Deviance and Sanctions
The opposite of conformity to social and cultural norms is called deviance. Deviance includes psychopathology, crime, rebellion, or the simple violation of social conventions. An action accurately coded as a social misdemeanor—crime, rebellion, and so on—could be coded as conformity in another. For example, there is a danger that conformity to the norms of one culture will be misinterpreted as a symptom of mental illness in another. A Hopi woman who reports conversing with her dead husband may be thought to be hallucinating by an unsophisticated Anglo-American psychiatrist, despite the fact that her behavior is highly appropriate in the Hopi context. In general, one of the ethnographic tasks of the social anthropologist is to describe the contexts that distinguish acts of deviance from acts of conformity in a particular community, and to reconstruct the social and cultural norms that generate such judgments. The study of psychopathology, in particular, is one task of medical or psychiatric anthropology.
Crimes are deviant acts that violate the legal norms of a particular community and for which there are legal remedies, such as punishment or compensation. Again, the appropriate kind of remedy may differ from culture to culture. In some East African cultures, for example, intergroup homicide is treated not as a punishable act of deviant behavior by an individual, as it is in Western societies, but as something like a debt that can be compensated through payment by the group responsible for the killing.
Rebellion is a form of deviance conspicuously antagonistic to authority or intended to overthrow a hierarchical status system. In some societies, the phenomenon of a ritual of rebellion can be found. In such rituals, roles are reversed, such as those of commoners and their king. Gluckman argued that such rituals serve the function of renewing the existing social order, while appearing to overthrow it. Likewise, historians of early modern Europe have examined the extent to which annual rituals like the European carnival expressed real social protest.
Sanctions are responses to both conformity and deviance. They function to maintain social order and social control by rewarding conformity and punishing deviance, thus reintegrating a society after a breach. They are based on collective norms and reflect a shared sense of wrongdoing. Negative sanctions are punishments of varying degrees, ranging from disapproval, gossip, and imprisonment to execution. Positive sanctions are reinforcements or rewards, such as words of praise, bestowal of honors, or canonization. Moreover, some theorists distinguish between formal sanctions, which are imposed by the state, and informal sanctions, which are imposed by members of a community. Respective studies have shown that formal sanctions are used most often in urban settings and include arrest and imprisonment, whereas in rural areas, informal sanctions, such as gossip, are more prevalent. In addition, one may distinguish sanctions by whether they address the body or the psyche. Whereas physical sanctions, such as beating, bring about physical pain or pleasure, psychological ones, such as rewards, address the feelings and emotions.

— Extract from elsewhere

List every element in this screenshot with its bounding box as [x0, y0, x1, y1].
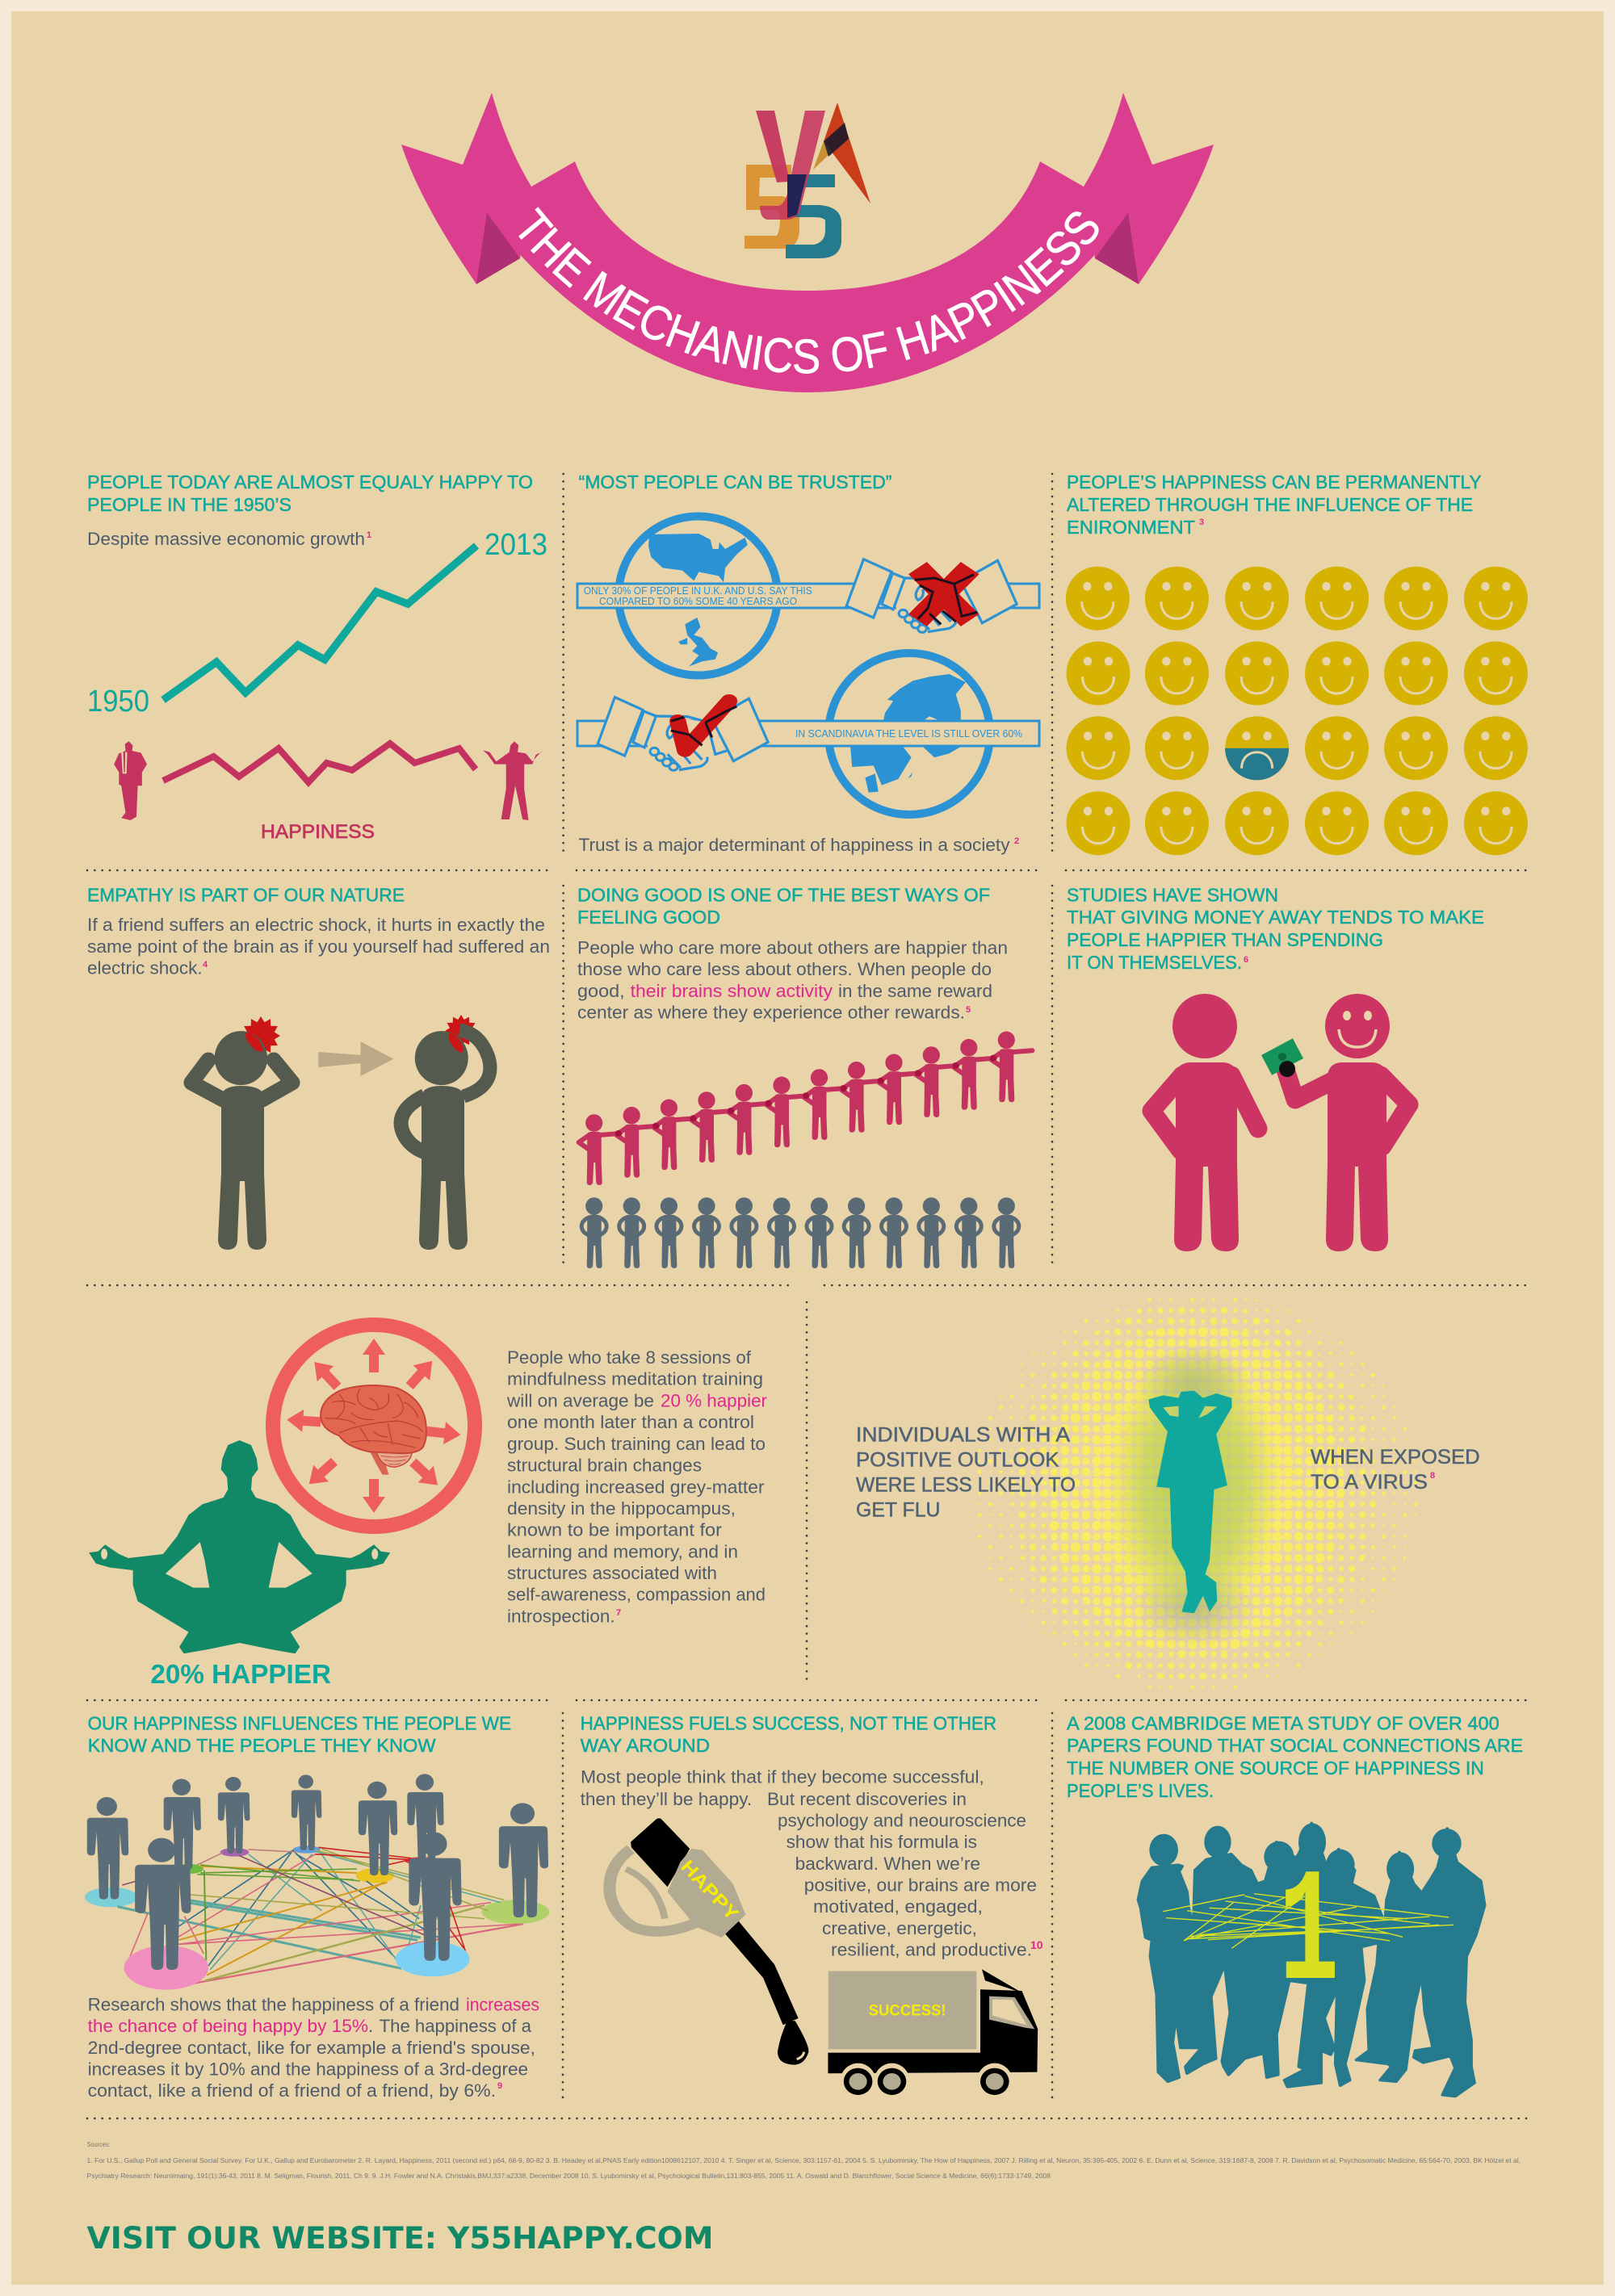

For native members of a particular society or culture, their norms are usually a matter of course and, much like the rules of grammar, go unnoticed until they are violated and met with sanctions.
References:
- Barfield, T. (Ed.). (1997). The dictionary of anthropology. Oxford, UK: Basil Blackwell.
- Freilich, M., Raybeck, D., & Shavishinsky, J. (Eds.). (1991). Deviance: Anthropological perspectives. New York: Bergin and Garvey.
- Merry, S. E. (1990). Getting justice and getting even: Legal consciousness among working-class Americans. Chicago: University of Chicago Press.
- Winthrop, R. H. (1991). Dictionary of concepts in cultural anthropology. Westport, CT: Greenwood.